Which may help shut down the media witch-hunt — though there’s plenty of other material in Leviticus, Deuteronomy and Exodus for journos to quiz him on, sin-by-sin, for the next 50 days. After all, that’s what people really want to hear about; not Brexit or the economy or public services. [/irony]

Personally, I preferred his earlier argument, that we should regard his private beliefs as just that, and judge him on his public actions. It’s a pretty fundamental liberal tenet, one underpinned by a long-held argument for the separation of church and state.

I think it admirable that Mr Farron is prepared to campaign and vote for his fellow citizens to live their lives as they choose, not as he would choose. That takes more liberal guts than it does for those of us whose personal views happen to happily coincide with the majority’s secularism.

The demand of the illiberal left for Mr Farron to atone for what they presume his private views to be is driven by two imperatives.

The first is drearily partisan: embarrass the Lib Dem leader to try and bolster the depressed Labour vote.

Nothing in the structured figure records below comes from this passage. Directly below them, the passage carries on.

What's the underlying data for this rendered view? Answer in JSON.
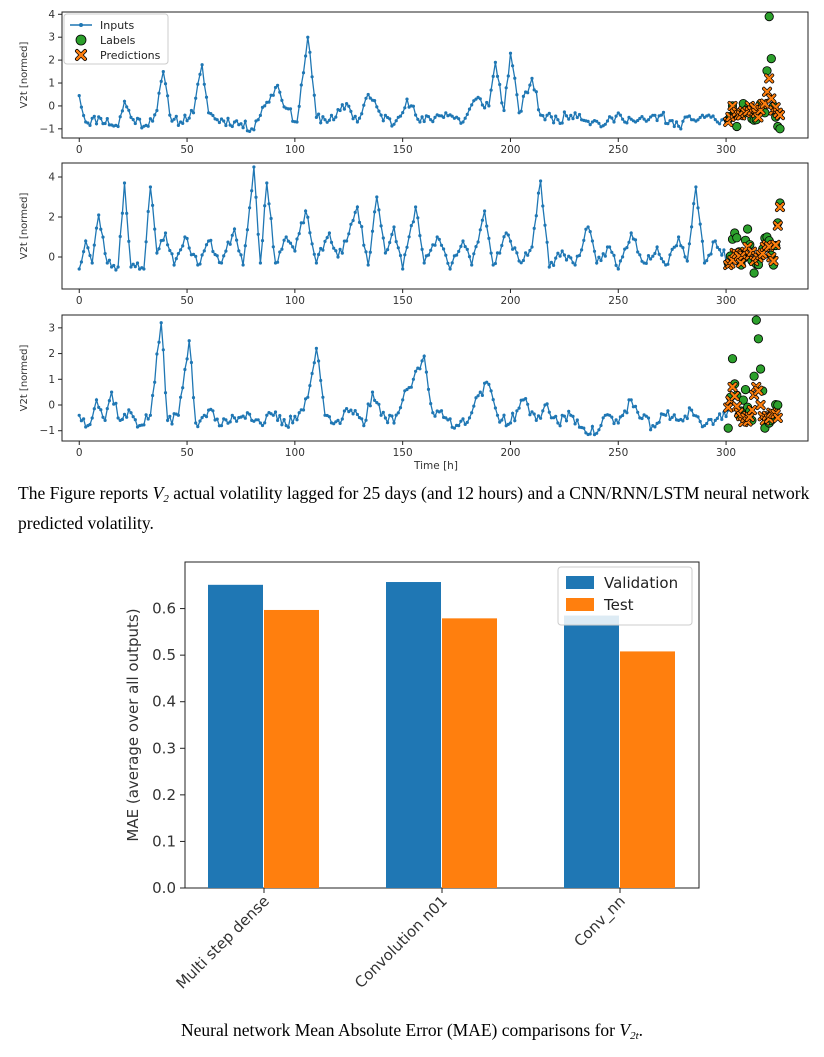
{
  "chart_data": [
    {
      "type": "line",
      "title": "",
      "xlabel": "Time [h]",
      "ylabel": "V2t [normed]",
      "xlim": [
        -8,
        338
      ],
      "x_ticks": [
        0,
        50,
        100,
        150,
        200,
        250,
        300
      ],
      "legend": {
        "placement": "top-left",
        "entries": [
          "Inputs",
          "Labels",
          "Predictions"
        ]
      },
      "panels": [
        {
          "ylabel": "V2t [normed]",
          "ylim": [
            -1.4,
            4.1
          ],
          "y_ticks": [
            -1,
            0,
            1,
            2,
            3,
            4
          ],
          "inputs_knots": [
            [
              0,
              0.45
            ],
            [
              3,
              -0.7
            ],
            [
              10,
              -0.55
            ],
            [
              18,
              -0.9
            ],
            [
              21,
              0.2
            ],
            [
              24,
              -0.5
            ],
            [
              31,
              -0.85
            ],
            [
              36,
              -0.2
            ],
            [
              39,
              1.5
            ],
            [
              42,
              -0.4
            ],
            [
              47,
              -0.7
            ],
            [
              53,
              -0.3
            ],
            [
              57,
              1.8
            ],
            [
              60,
              -0.3
            ],
            [
              64,
              -0.6
            ],
            [
              72,
              -0.7
            ],
            [
              80,
              -1.0
            ],
            [
              86,
              0.0
            ],
            [
              92,
              0.9
            ],
            [
              96,
              -0.1
            ],
            [
              101,
              -0.7
            ],
            [
              106,
              3.0
            ],
            [
              110,
              -0.5
            ],
            [
              118,
              -0.6
            ],
            [
              124,
              0.1
            ],
            [
              129,
              -0.7
            ],
            [
              134,
              0.5
            ],
            [
              140,
              -0.4
            ],
            [
              146,
              -0.8
            ],
            [
              152,
              0.3
            ],
            [
              158,
              -0.7
            ],
            [
              165,
              -0.5
            ],
            [
              170,
              -0.3
            ],
            [
              178,
              -0.7
            ],
            [
              184,
              0.3
            ],
            [
              190,
              0.0
            ],
            [
              193,
              1.9
            ],
            [
              197,
              -0.2
            ],
            [
              200,
              2.3
            ],
            [
              204,
              -0.3
            ],
            [
              210,
              1.2
            ],
            [
              214,
              -0.4
            ],
            [
              222,
              -0.6
            ],
            [
              230,
              -0.3
            ],
            [
              238,
              -0.7
            ],
            [
              244,
              -0.8
            ],
            [
              251,
              -0.4
            ],
            [
              258,
              -0.7
            ],
            [
              264,
              -0.6
            ],
            [
              270,
              -0.4
            ],
            [
              276,
              -0.9
            ],
            [
              284,
              -0.6
            ],
            [
              292,
              -0.4
            ],
            [
              296,
              -0.7
            ],
            [
              301,
              -0.6
            ]
          ],
          "label_knots": [
            [
              301,
              -0.6
            ],
            [
              303,
              0.0
            ],
            [
              305,
              -0.9
            ],
            [
              308,
              0.1
            ],
            [
              311,
              -0.3
            ],
            [
              314,
              -0.6
            ],
            [
              316,
              0.1
            ],
            [
              318,
              -0.3
            ],
            [
              320,
              3.9
            ],
            [
              322,
              0.0
            ],
            [
              325,
              -1.0
            ]
          ],
          "prediction_knots": [
            [
              301,
              -0.7
            ],
            [
              303,
              0.0
            ],
            [
              306,
              -0.4
            ],
            [
              309,
              -0.3
            ],
            [
              312,
              -0.2
            ],
            [
              315,
              -0.5
            ],
            [
              318,
              0.1
            ],
            [
              320,
              1.2
            ],
            [
              322,
              -0.2
            ],
            [
              325,
              -0.4
            ]
          ],
          "seed": 11
        },
        {
          "ylabel": "V2t [normed]",
          "ylim": [
            -1.6,
            4.7
          ],
          "y_ticks": [
            0,
            2,
            4
          ],
          "inputs_knots": [
            [
              0,
              -0.6
            ],
            [
              3,
              0.8
            ],
            [
              6,
              -0.3
            ],
            [
              9,
              2.1
            ],
            [
              13,
              -0.3
            ],
            [
              18,
              -0.5
            ],
            [
              21,
              3.7
            ],
            [
              24,
              -0.5
            ],
            [
              27,
              -0.3
            ],
            [
              30,
              -0.6
            ],
            [
              33,
              3.5
            ],
            [
              36,
              0.2
            ],
            [
              40,
              1.2
            ],
            [
              44,
              -0.4
            ],
            [
              49,
              1.0
            ],
            [
              55,
              -0.4
            ],
            [
              60,
              0.8
            ],
            [
              66,
              -0.3
            ],
            [
              72,
              1.4
            ],
            [
              76,
              -0.4
            ],
            [
              81,
              4.5
            ],
            [
              84,
              -0.3
            ],
            [
              87,
              3.7
            ],
            [
              91,
              -0.3
            ],
            [
              96,
              1.0
            ],
            [
              100,
              0.3
            ],
            [
              105,
              2.3
            ],
            [
              110,
              -0.3
            ],
            [
              116,
              1.2
            ],
            [
              120,
              0.0
            ],
            [
              124,
              0.8
            ],
            [
              129,
              2.5
            ],
            [
              134,
              -0.4
            ],
            [
              138,
              3.0
            ],
            [
              142,
              0.2
            ],
            [
              146,
              1.5
            ],
            [
              150,
              -0.6
            ],
            [
              156,
              2.5
            ],
            [
              160,
              -0.3
            ],
            [
              166,
              1.0
            ],
            [
              172,
              -0.6
            ],
            [
              178,
              0.8
            ],
            [
              182,
              -0.4
            ],
            [
              188,
              2.3
            ],
            [
              192,
              -0.4
            ],
            [
              198,
              1.2
            ],
            [
              204,
              -0.2
            ],
            [
              210,
              0.5
            ],
            [
              214,
              3.8
            ],
            [
              218,
              -0.5
            ],
            [
              224,
              0.3
            ],
            [
              230,
              -0.4
            ],
            [
              236,
              1.5
            ],
            [
              240,
              -0.3
            ],
            [
              246,
              0.5
            ],
            [
              250,
              -0.6
            ],
            [
              256,
              1.2
            ],
            [
              262,
              -0.3
            ],
            [
              268,
              0.5
            ],
            [
              272,
              -0.4
            ],
            [
              278,
              1.0
            ],
            [
              282,
              -0.2
            ],
            [
              286,
              3.5
            ],
            [
              290,
              -0.3
            ],
            [
              295,
              0.8
            ],
            [
              301,
              -0.2
            ]
          ],
          "label_knots": [
            [
              301,
              -0.3
            ],
            [
              304,
              1.2
            ],
            [
              307,
              -0.4
            ],
            [
              310,
              1.4
            ],
            [
              313,
              -0.8
            ],
            [
              316,
              0.1
            ],
            [
              319,
              1.0
            ],
            [
              322,
              -0.4
            ],
            [
              325,
              2.7
            ]
          ],
          "prediction_knots": [
            [
              301,
              -0.4
            ],
            [
              304,
              0.2
            ],
            [
              307,
              -0.3
            ],
            [
              310,
              0.5
            ],
            [
              313,
              -0.2
            ],
            [
              316,
              0.1
            ],
            [
              319,
              0.6
            ],
            [
              322,
              -0.2
            ],
            [
              325,
              2.5
            ]
          ],
          "seed": 23
        },
        {
          "ylabel": "V2t [normed]",
          "ylim": [
            -1.4,
            3.5
          ],
          "y_ticks": [
            -1,
            0,
            1,
            2,
            3
          ],
          "inputs_knots": [
            [
              0,
              -0.4
            ],
            [
              4,
              -0.8
            ],
            [
              8,
              0.2
            ],
            [
              12,
              -0.6
            ],
            [
              15,
              0.5
            ],
            [
              19,
              -0.6
            ],
            [
              24,
              -0.3
            ],
            [
              28,
              -0.8
            ],
            [
              33,
              -0.4
            ],
            [
              38,
              3.2
            ],
            [
              41,
              -0.6
            ],
            [
              46,
              -0.4
            ],
            [
              51,
              2.5
            ],
            [
              54,
              -0.7
            ],
            [
              60,
              -0.2
            ],
            [
              66,
              -0.8
            ],
            [
              72,
              -0.5
            ],
            [
              78,
              -0.3
            ],
            [
              84,
              -0.7
            ],
            [
              90,
              -0.4
            ],
            [
              96,
              -0.8
            ],
            [
              102,
              -0.3
            ],
            [
              106,
              0.3
            ],
            [
              110,
              2.2
            ],
            [
              114,
              -0.4
            ],
            [
              120,
              -0.6
            ],
            [
              126,
              -0.2
            ],
            [
              132,
              -0.8
            ],
            [
              136,
              0.5
            ],
            [
              140,
              -0.4
            ],
            [
              146,
              -0.7
            ],
            [
              150,
              0.2
            ],
            [
              155,
              1.0
            ],
            [
              160,
              1.9
            ],
            [
              164,
              -0.3
            ],
            [
              170,
              -0.5
            ],
            [
              176,
              -0.8
            ],
            [
              182,
              -0.3
            ],
            [
              186,
              0.5
            ],
            [
              190,
              0.8
            ],
            [
              194,
              -0.4
            ],
            [
              200,
              -0.7
            ],
            [
              206,
              0.2
            ],
            [
              212,
              -0.6
            ],
            [
              216,
              0.0
            ],
            [
              222,
              -0.7
            ],
            [
              228,
              -0.4
            ],
            [
              234,
              -0.9
            ],
            [
              240,
              -1.1
            ],
            [
              244,
              -0.4
            ],
            [
              250,
              -0.7
            ],
            [
              256,
              0.2
            ],
            [
              260,
              -0.5
            ],
            [
              266,
              -0.8
            ],
            [
              272,
              -0.4
            ],
            [
              278,
              -0.6
            ],
            [
              284,
              -0.2
            ],
            [
              290,
              -0.8
            ],
            [
              295,
              -0.6
            ],
            [
              301,
              -0.2
            ]
          ],
          "label_knots": [
            [
              301,
              -0.9
            ],
            [
              303,
              1.8
            ],
            [
              306,
              -0.4
            ],
            [
              309,
              0.6
            ],
            [
              312,
              -0.6
            ],
            [
              314,
              3.3
            ],
            [
              316,
              1.4
            ],
            [
              318,
              -0.9
            ],
            [
              321,
              -0.6
            ],
            [
              324,
              0.0
            ]
          ],
          "prediction_knots": [
            [
              301,
              -0.1
            ],
            [
              303,
              0.7
            ],
            [
              306,
              -0.3
            ],
            [
              309,
              -0.5
            ],
            [
              312,
              -0.2
            ],
            [
              314,
              0.7
            ],
            [
              316,
              0.0
            ],
            [
              318,
              -0.6
            ],
            [
              321,
              -0.3
            ],
            [
              324,
              -0.5
            ]
          ],
          "seed": 37
        }
      ]
    },
    {
      "type": "bar",
      "title": "",
      "xlabel": "",
      "ylabel": "MAE (average over all outputs)",
      "ylim": [
        0,
        0.7
      ],
      "y_ticks": [
        "0.0",
        "0.1",
        "0.2",
        "0.3",
        "0.4",
        "0.5",
        "0.6"
      ],
      "categories": [
        "Multi step dense",
        "Convolution n01",
        "Conv_nn"
      ],
      "series": [
        {
          "name": "Validation",
          "color": "#1f77b4",
          "values": [
            0.651,
            0.657,
            0.585
          ]
        },
        {
          "name": "Test",
          "color": "#ff7f0e",
          "values": [
            0.597,
            0.579,
            0.508
          ]
        }
      ],
      "legend": {
        "placement": "top-right"
      }
    }
  ],
  "captions": {
    "fig1_part1": "The Figure reports ",
    "fig1_var": "V",
    "fig1_sub": "2",
    "fig1_part2": " actual volatility lagged for 25 days (and 12 hours) and a CNN/RNN/LSTM neural network predicted volatility.",
    "fig2_part1": "Neural network Mean Absolute Error (MAE) comparisons for ",
    "fig2_var": "V",
    "fig2_sub": "2t",
    "fig2_part2": "."
  }
}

The second is more revealing — the bullying desire that everyone must think the same thing. It’s not enough simply to support freedom of choice; you must also advocate for those choices. You must conform to their credo. The illiberal left doesn’t just want you to be persuaded. It requires you to embrace all their feels.

Well, I am a Liberal and I am against this sort of thing.

**

As a coda, I find it interesting to compare Tim Farron’s treatment with that of David Cameron when he was running for the Conservative party leadership in 2005.

He was asked repeatedly if he’d used drugs and declined to give a straight answer, referring vaguely to a “pretty typical student experience”. Media pressure grew, and eventually he and his team came up with the line, “I’m allowed to have had a private life before politics in which we make mistakes and we do things that we should not and we are all human and we err and stray.” He stuck to it, as did his party. And the media (mostly) happily accepted it.

Which I suspect simply shows there are more former drug-users in the media than there are born-again Christians.